8 a.m.: With an 8-foot net, he captures a well full of 2- to 3-inch menhaden and heads to his favorite rock piles in shallow water.
8:15 a.m.: He free-lines a live bait toward the rocks using 12-pound fluorocarbon leader. A spotted seatrout smacks the bait at the surface.
8:25 a.m.: He unhooks the fish. It grunts, signaling that it’s a male. The legal trout comes home for supper. Females, or nongrunters, head back to spawn.
11 a.m.: While South Carolina permits 10 trout per person per day, Hough limits the total take to five fish in the spring during the spawn. He heads back to the dock with his Bubba fillet knife.
11:30 a.m.: Once filleted, the trout soaks in a bowl of ice water rather than egg wash. Hough preps a pan with half cornmeal, half flour. He fires up a cast-iron skillet on a gas stove and heats about 2 inches of vegetable oil to 350 degrees.
11:45 a.m.: He coats the trout and places them in the pan so they don’t overlap. He will eyeball them until they turn brown, flip them, and cook till done. He places 2 cups of chicken stock and 2 cups of heavy cream in a pot and brings to a boil. He whisks in a cup of stone-ground yellow grits into a pot, cuts the heat down to simmer, and covers the pot.

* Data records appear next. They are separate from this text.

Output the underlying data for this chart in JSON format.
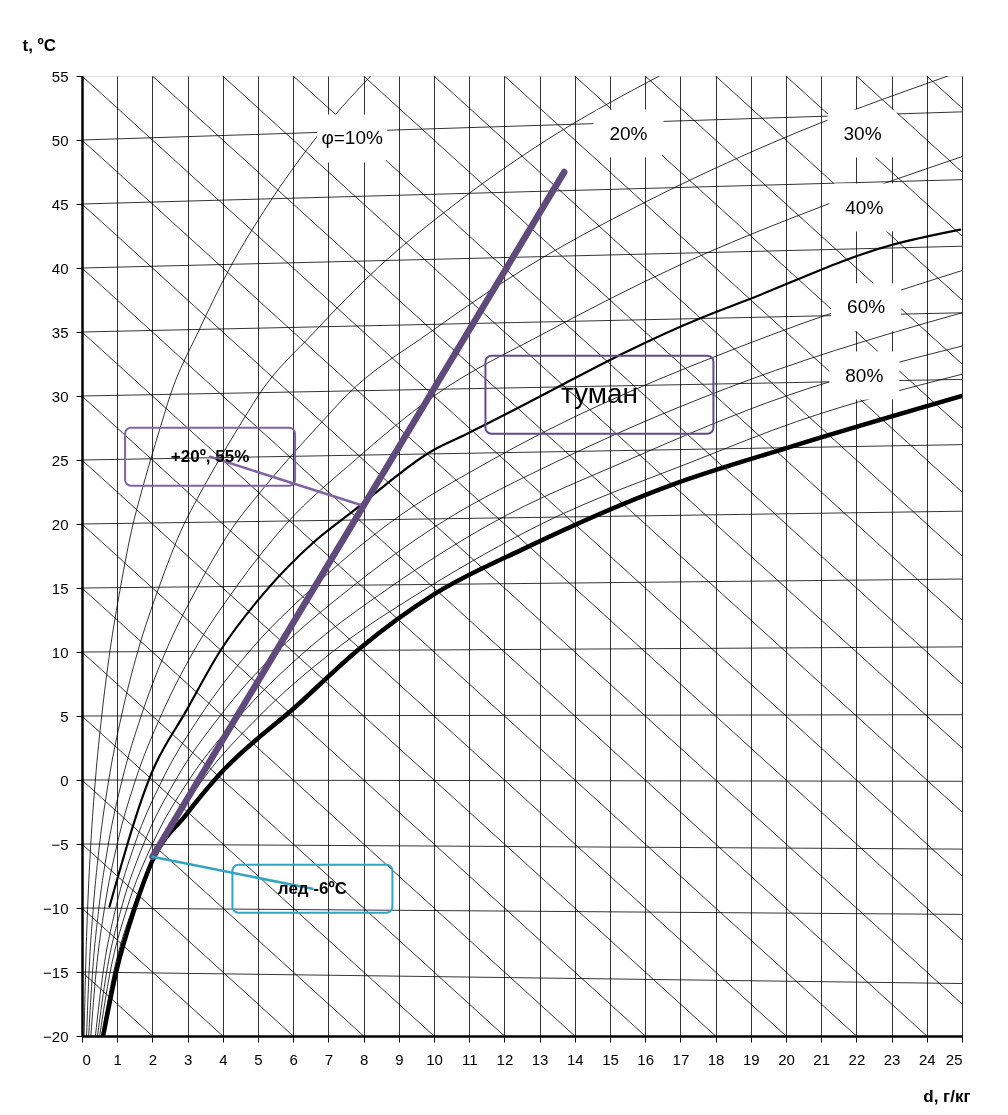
{
  "chart_data": {
    "type": "line",
    "xlabel": "d, г/кг",
    "ylabel": "t, ºC",
    "xlim": [
      0,
      25
    ],
    "ylim": [
      -20,
      55
    ],
    "xticks": [
      0,
      1,
      2,
      3,
      4,
      5,
      6,
      7,
      8,
      9,
      10,
      11,
      12,
      13,
      14,
      15,
      16,
      17,
      18,
      19,
      20,
      21,
      22,
      23,
      24,
      25
    ],
    "yticks": [
      -20,
      -15,
      -10,
      -5,
      0,
      5,
      10,
      15,
      20,
      25,
      30,
      35,
      40,
      45,
      50,
      55
    ],
    "grid": "x",
    "legend": false,
    "marker": "none",
    "line_style": "solid",
    "series": [
      {
        "color": "#000000",
        "x": [
          0,
          2
        ],
        "values": [
          -15,
          -20
        ]
      },
      {
        "color": "#000000",
        "x": [
          0,
          4
        ],
        "values": [
          -10,
          -20
        ]
      },
      {
        "color": "#000000",
        "x": [
          0,
          6
        ],
        "values": [
          -5,
          -20
        ]
      },
      {
        "color": "#000000",
        "x": [
          0,
          8
        ],
        "values": [
          0,
          -20
        ]
      },
      {
        "color": "#000000",
        "x": [
          0,
          10
        ],
        "values": [
          5,
          -20
        ]
      },
      {
        "color": "#000000",
        "x": [
          0,
          12
        ],
        "values": [
          10,
          -20
        ]
      },
      {
        "color": "#000000",
        "x": [
          0,
          14
        ],
        "values": [
          15,
          -20
        ]
      },
      {
        "color": "#000000",
        "x": [
          0,
          16
        ],
        "values": [
          20,
          -20
        ]
      },
      {
        "color": "#000000",
        "x": [
          0,
          18
        ],
        "values": [
          25,
          -20
        ]
      },
      {
        "color": "#000000",
        "x": [
          0,
          20
        ],
        "values": [
          30,
          -20
        ]
      },
      {
        "color": "#000000",
        "x": [
          0,
          22
        ],
        "values": [
          35,
          -20
        ]
      },
      {
        "color": "#000000",
        "x": [
          0,
          24
        ],
        "values": [
          40,
          -20
        ]
      },
      {
        "color": "#000000",
        "x": [
          0,
          25
        ],
        "values": [
          45,
          -17.5
        ]
      },
      {
        "color": "#000000",
        "x": [
          0,
          25
        ],
        "values": [
          50,
          -12.5
        ]
      },
      {
        "color": "#000000",
        "x": [
          0,
          25
        ],
        "values": [
          55,
          -7.5
        ]
      },
      {
        "color": "#000000",
        "x": [
          2,
          25
        ],
        "values": [
          55,
          -2.5
        ]
      },
      {
        "color": "#000000",
        "x": [
          4,
          25
        ],
        "values": [
          55,
          2.5
        ]
      },
      {
        "color": "#000000",
        "x": [
          6,
          25
        ],
        "values": [
          55,
          7.5
        ]
      },
      {
        "color": "#000000",
        "x": [
          8,
          25
        ],
        "values": [
          55,
          12.5
        ]
      },
      {
        "color": "#000000",
        "x": [
          10,
          25
        ],
        "values": [
          55,
          17.5
        ]
      },
      {
        "color": "#000000",
        "x": [
          12,
          25
        ],
        "values": [
          55,
          22.5
        ]
      },
      {
        "color": "#000000",
        "x": [
          14,
          25
        ],
        "values": [
          55,
          27.5
        ]
      },
      {
        "color": "#000000",
        "x": [
          16,
          25
        ],
        "values": [
          55,
          32.5
        ]
      },
      {
        "color": "#000000",
        "x": [
          18,
          25
        ],
        "values": [
          55,
          37.5
        ]
      },
      {
        "color": "#000000",
        "x": [
          20,
          25
        ],
        "values": [
          55,
          42.5
        ]
      },
      {
        "color": "#000000",
        "x": [
          22,
          25
        ],
        "values": [
          55,
          47.5
        ]
      },
      {
        "color": "#000000",
        "x": [
          24,
          25
        ],
        "values": [
          55,
          52.5
        ]
      },
      {
        "color": "#000000",
        "x": [
          0,
          25
        ],
        "values": [
          -15,
          -15.9
        ]
      },
      {
        "color": "#000000",
        "x": [
          0,
          25
        ],
        "values": [
          -10,
          -10.5
        ]
      },
      {
        "color": "#000000",
        "x": [
          0,
          25
        ],
        "values": [
          -5,
          -5.4
        ]
      },
      {
        "color": "#000000",
        "x": [
          0,
          25
        ],
        "values": [
          0,
          -0.1
        ]
      },
      {
        "color": "#000000",
        "x": [
          0,
          25
        ],
        "values": [
          5,
          5.1
        ]
      },
      {
        "color": "#000000",
        "x": [
          0,
          25
        ],
        "values": [
          10,
          10.4
        ]
      },
      {
        "color": "#000000",
        "x": [
          0,
          25
        ],
        "values": [
          15,
          15.7
        ]
      },
      {
        "color": "#000000",
        "x": [
          0,
          25
        ],
        "values": [
          20,
          21.0
        ]
      },
      {
        "color": "#000000",
        "x": [
          0,
          25
        ],
        "values": [
          25,
          26.2
        ]
      },
      {
        "color": "#000000",
        "x": [
          0,
          25
        ],
        "values": [
          30,
          31.3
        ]
      },
      {
        "color": "#000000",
        "x": [
          0,
          25
        ],
        "values": [
          35,
          36.5
        ]
      },
      {
        "color": "#000000",
        "x": [
          0,
          25
        ],
        "values": [
          40,
          41.7
        ]
      },
      {
        "color": "#000000",
        "x": [
          0,
          25
        ],
        "values": [
          45,
          46.9
        ]
      },
      {
        "color": "#000000",
        "x": [
          0,
          25
        ],
        "values": [
          50,
          52.2
        ]
      },
      {
        "color": "#000000",
        "x": [
          0.06,
          0.1,
          0.16,
          0.25,
          0.38,
          0.56,
          0.79,
          1.09,
          1.45,
          1.64,
          2.33,
          2.5,
          3.3,
          4.2,
          5.3,
          6.6,
          8.2
        ],
        "values": [
          -20,
          -15,
          -10,
          -5,
          0,
          5,
          10,
          15,
          20,
          22,
          28.5,
          30,
          35,
          40,
          45,
          50,
          55
        ]
      },
      {
        "color": "#000000",
        "x": [
          0.13,
          0.2,
          0.32,
          0.5,
          0.76,
          1.12,
          1.58,
          2.18,
          2.9,
          3.28,
          4.66,
          5.0,
          6.6,
          8.4,
          10.6,
          13.2,
          16.4
        ],
        "values": [
          -20,
          -15,
          -10,
          -5,
          0,
          5,
          10,
          15,
          20,
          22,
          28.5,
          30,
          35,
          40,
          45,
          50,
          55
        ]
      },
      {
        "color": "#000000",
        "x": [
          0.19,
          0.3,
          0.48,
          0.75,
          1.14,
          1.68,
          2.37,
          3.27,
          4.35,
          4.92,
          6.99,
          7.5,
          9.9,
          12.6,
          15.9,
          19.8,
          24.6
        ],
        "values": [
          -20,
          -15,
          -10,
          -5,
          0,
          5,
          10,
          15,
          20,
          22,
          28.5,
          30,
          35,
          40,
          45,
          50,
          55
        ]
      },
      {
        "color": "#000000",
        "x": [
          0.25,
          0.4,
          0.64,
          1.0,
          1.52,
          2.24,
          3.16,
          4.36,
          5.8,
          7.76,
          10.0,
          13.2,
          16.8,
          21.2,
          25
        ],
        "values": [
          -20,
          -15,
          -10,
          -5,
          0,
          5,
          10,
          15,
          20,
          25,
          30,
          35,
          40,
          45,
          48.7
        ]
      },
      {
        "color": "#000000",
        "x": [
          0.78,
          1.97,
          2.96,
          3.93,
          5.2,
          6.55,
          7.7,
          10.0,
          10.9,
          17.5,
          18.9,
          23.0,
          24.95
        ],
        "values": [
          -9.9,
          0.5,
          5.4,
          10.1,
          14.7,
          18.5,
          21.0,
          25.8,
          27.0,
          36.0,
          37.5,
          41.8,
          43.0
        ]
      },
      {
        "color": "#000000",
        "x": [
          0.38,
          0.6,
          0.96,
          1.5,
          2.28,
          3.36,
          4.74,
          6.54,
          8.7,
          11.64,
          12.3,
          18.84,
          19.8,
          25
        ],
        "values": [
          -20,
          -15,
          -10,
          -5,
          0,
          5,
          10,
          15,
          20,
          25,
          26,
          34,
          35,
          39.8
        ]
      },
      {
        "color": "#000000",
        "x": [
          0.44,
          0.7,
          1.12,
          1.75,
          2.66,
          3.92,
          5.53,
          7.63,
          10.15,
          13.58,
          14.35,
          19.7,
          23.1,
          25
        ],
        "values": [
          -20,
          -15,
          -10,
          -5,
          0,
          5,
          10,
          15,
          20,
          25,
          26,
          32,
          35,
          36.5
        ]
      },
      {
        "color": "#000000",
        "x": [
          0.5,
          0.8,
          1.28,
          2.0,
          3.04,
          4.48,
          6.32,
          8.72,
          11.6,
          15.52,
          20.0,
          25
        ],
        "values": [
          -20,
          -15,
          -10,
          -5,
          0,
          5,
          10,
          15,
          20,
          25,
          30,
          33.9
        ]
      },
      {
        "color": "#000000",
        "x": [
          0.56,
          0.9,
          1.44,
          2.25,
          3.42,
          5.04,
          7.11,
          9.81,
          13.05,
          17.46,
          20.3,
          25
        ],
        "values": [
          -20,
          -15,
          -10,
          -5,
          0,
          5,
          10,
          15,
          20,
          25,
          28,
          31.7
        ]
      },
      {
        "color": "#000000",
        "x": [
          0.6,
          0.97,
          1.5,
          2.0,
          2.96,
          3.93,
          6.1,
          7.9,
          10.0,
          12.5,
          16.7,
          20.1,
          25
        ],
        "values": [
          -20,
          -15,
          -10,
          -6.3,
          -2.7,
          0.5,
          5.8,
          10.3,
          14.5,
          18.0,
          23.0,
          26.0,
          30.0
        ]
      },
      {
        "color": "#604a7b",
        "x": [
          2.0,
          13.7
        ],
        "values": [
          -6.0,
          47.5
        ]
      }
    ],
    "annotations": [
      {
        "text": "+20º, 55%",
        "x": 7.9,
        "y": 21.5
      },
      {
        "text": "лед  -6ºC",
        "x": 2.0,
        "y": -6.0
      },
      "туман",
      "φ=10%",
      "20%",
      "30%",
      "40%",
      "60%",
      "80%"
    ]
  }
}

Once the grits are done, he adds 8 ounces of goat cheese.
12 p.m.: He starts the gravy by placing half a chopped red bell pepper, half a chopped green bell pepper, half a chopped yellow onion, and one jalapeno finely diced into a stainless-steel or cast-iron pan. He adds a stick of butter and cooks the mixture down on medium-high heat until he sees some browning. He adds 3/4 cup of heavy cream, salt and pepper, and cooks till thick.
12:15 p.m.: He plates the grits, the gravy and then the fish, and tops with chives.